Revelados pela revista Veja desta semana, os inacreditáveis diálogos entre os conspiradores fardados mostram um bando de incompetentes, desajustados, mentirosos, trapalhões, irresponsáveis falastrões e, acima de tudo, covardes, no melhor estilo das repúblicas bananeiras do passado, que colocaram em risco a democracia brasileira durante várias semanas, após a derrota do seu líder nas eleições de outubro.

É o batom na cueca que faltava nas investigações do Supremo Tribunal Federal e da Polícia Federal para estabelecer a cadeia de comando dos ataques às instituições em Brasília no golpe fracassado de 8 de janeiro.

Entre os sediosos, desponta agora, ao lado de aloprados de menor coturno, a figura do coronel Jean Lawand Júnior, subchefe do Estado-Maior do Exército, o alto oficial que mais atiçou o coronel Cid a convencer Bolsonaro de que tinha "chegado a hora" de "dar a ordem" para botar as tropas em movimento e colocar o país sob intervenção militar.

Agindo sempre com a mão do gato para terceirizar responsabilidades, o então chefe supremo das Forças Armadas, se não foi o mentor oculto, nada fez para interromper a marcha do golpe armado para mantê-lo no poder. Homiziado no Palácio da Alvorada, sem dar entrevistas, fingiu-se de morto por dois meses até fugir para os Estados Unidos, enquanto seus seguidores ocupavam a frente dos quarteis, protegidos pelos militares, de onde saíram em caravanas para ocupar Brasília, uma semana após a posse do novo governo.

Um diálogo, em particular, entre os coronéis Lawand e Cid, revela como estava o clima no palácio naquele começo de dezembro de 2022. Em tom dramático, o então Subchefe do Estado-Maior do Exército faz mais um apelo, invocando Deus, para que o faz-tudo de Bolsonaro salvasse o país dos bandidos, como eles se referem aos vencedores da eleição.
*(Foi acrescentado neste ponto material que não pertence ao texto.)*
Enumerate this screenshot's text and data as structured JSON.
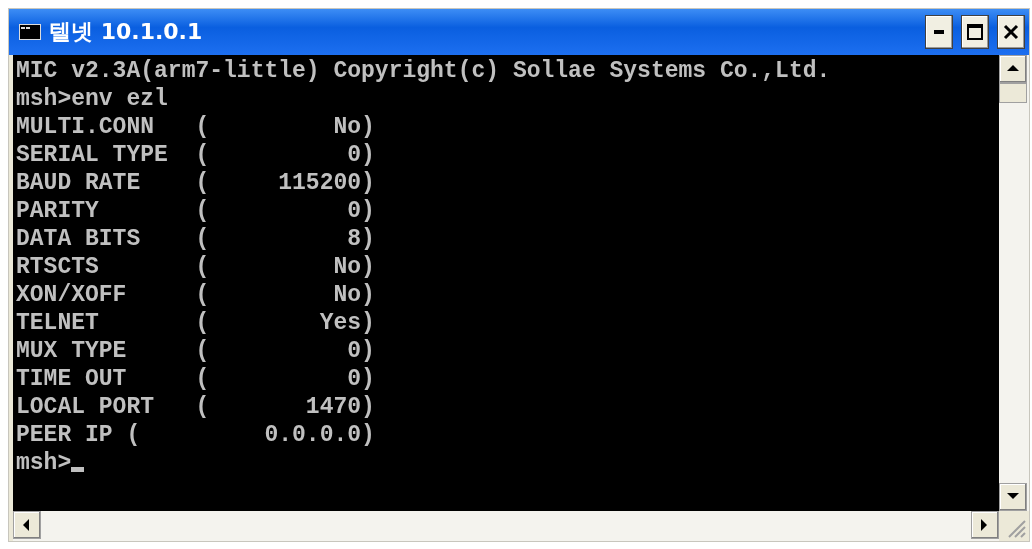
{
  "window": {
    "title": "텔넷 10.1.0.1"
  },
  "terminal": {
    "lines": [
      "MIC v2.3A(arm7-little) Copyright(c) Sollae Systems Co.,Ltd.",
      "msh>env ezl",
      "MULTI.CONN   (         No)",
      "SERIAL TYPE  (          0)",
      "BAUD RATE    (     115200)",
      "PARITY       (          0)",
      "DATA BITS    (          8)",
      "RTSCTS       (         No)",
      "XON/XOFF     (         No)",
      "TELNET       (        Yes)",
      "MUX TYPE     (          0)",
      "TIME OUT     (          0)",
      "LOCAL PORT   (       1470)",
      "PEER IP (         0.0.0.0)"
    ],
    "prompt": "msh>"
  }
}
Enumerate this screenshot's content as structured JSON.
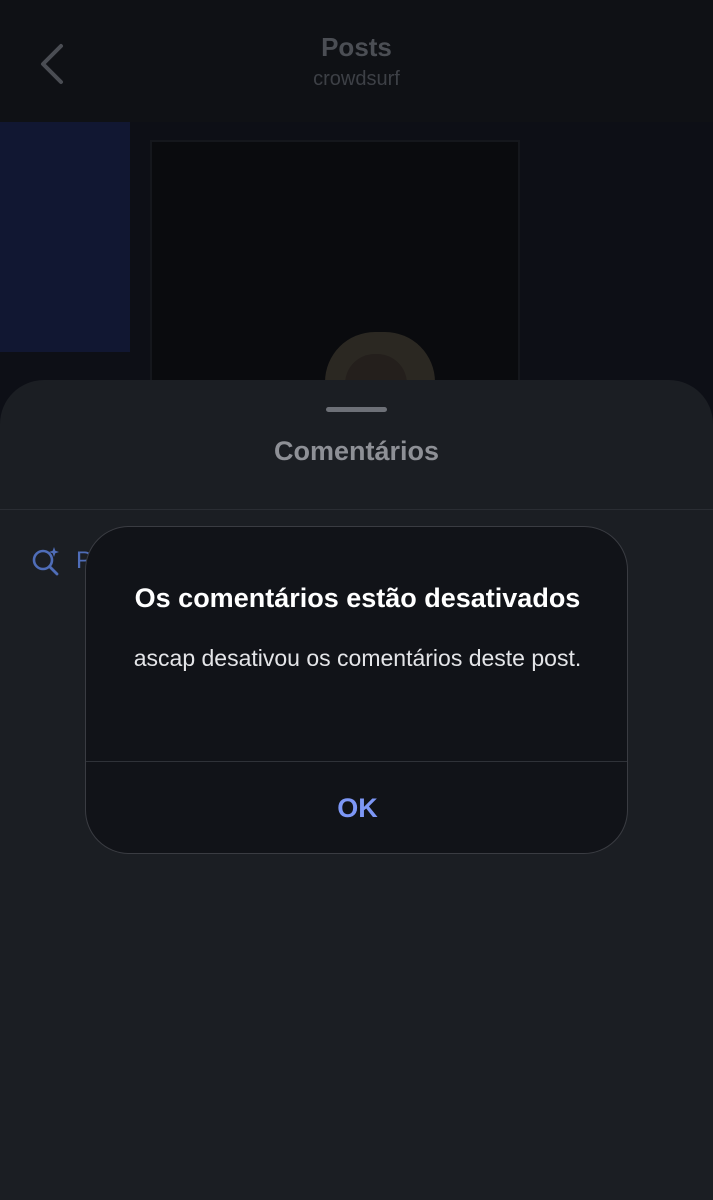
{
  "nav": {
    "title": "Posts",
    "subtitle": "crowdsurf",
    "back_icon": "chevron-left-icon"
  },
  "sheet": {
    "title": "Comentários",
    "search_icon": "ai-search-sparkle-icon",
    "search_text": "P"
  },
  "alert": {
    "title": "Os comentários estão desativados",
    "message": "ascap desativou os comentários deste post.",
    "ok_label": "OK"
  },
  "colors": {
    "background": "#0b0d11",
    "sheet": "#1b1e23",
    "alert": "#111318",
    "accent": "#7d97f6"
  }
}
Lawand: "Convença o 01 a salvar esse país Pelo, amor de Deus, Cidão. Pelo amor de Deus, faz alguma coisa, cara. Convence ele a fazer. Ele dá a ordem que o povo tá com ele. Acaba o Exército Brasileiro se esses caras não cumprir a ordem do Comandante Supremo. Ele não pode recuar agora. Ele não tem nada a perder. Ele vai ser preso. O presidente vai ser preso. E, pior, na Papuda, cara".

Cid: "Ele ainda não deu a ordem de intervenção militar porque ele não confia no ACE".

ACE é o Alto-Comando do Exército, exatamente onde o coronel Lawand estava servindo, junto com o general Edson Skora Rosty, Subcomandante de Operações Terrestres, que teria dito a um amigo: " Se o EB (Exército Brasileiro) receber a ordem, cumpre prontamente, mas de modo próprio, o EB nada vai fazer porque será visto como golpe".

Será visto como golpe? Não diga. Que maravilha... Na mesma mensagem, diz que se a cúpula do EB não está com ele, de divisão pra baixo está".

O ultimo diálogo entre os dois termina de forma melancólica, como uma premonição:

Lawland: "Soube agora que não vai sair nada. Decepção, irmão. Entregamos o país aos bandidos. Então ferrou. Vai ter que ser pelo povo mesmo"

O tal povo cumpriu sua parte no 8 de janeiro, mas os beneficiários do golpe fracassado sumiram todos de cena e, procurados pela revista, disseram que não se lembram de nada. O coronel Lawland admitiu ser amigo do coronel Cid, mas diz que só conversaram amenidades e não se lembra de nenhum diálogo de teor golpista. O general Rosty também não se lembra das mensagens. Cid nada falou porque está preso. Deu amnésia coletiva.

Por ironia dos astros, na mesma semana em que o Brasil ficou sabendo do "Roteiro do golpe", que não tem assinatura, Bolsonaro começa a ser julgado na quinta-feira pelo TSE, por falar mal do sistema eleitoral brasileiro numa reunião com embaixadores estrangeiros, um crime menor no rol dos processos a que responde. Mesmo condenado, não irá para a Papuda, mas se tornará inelegível por 8 anos.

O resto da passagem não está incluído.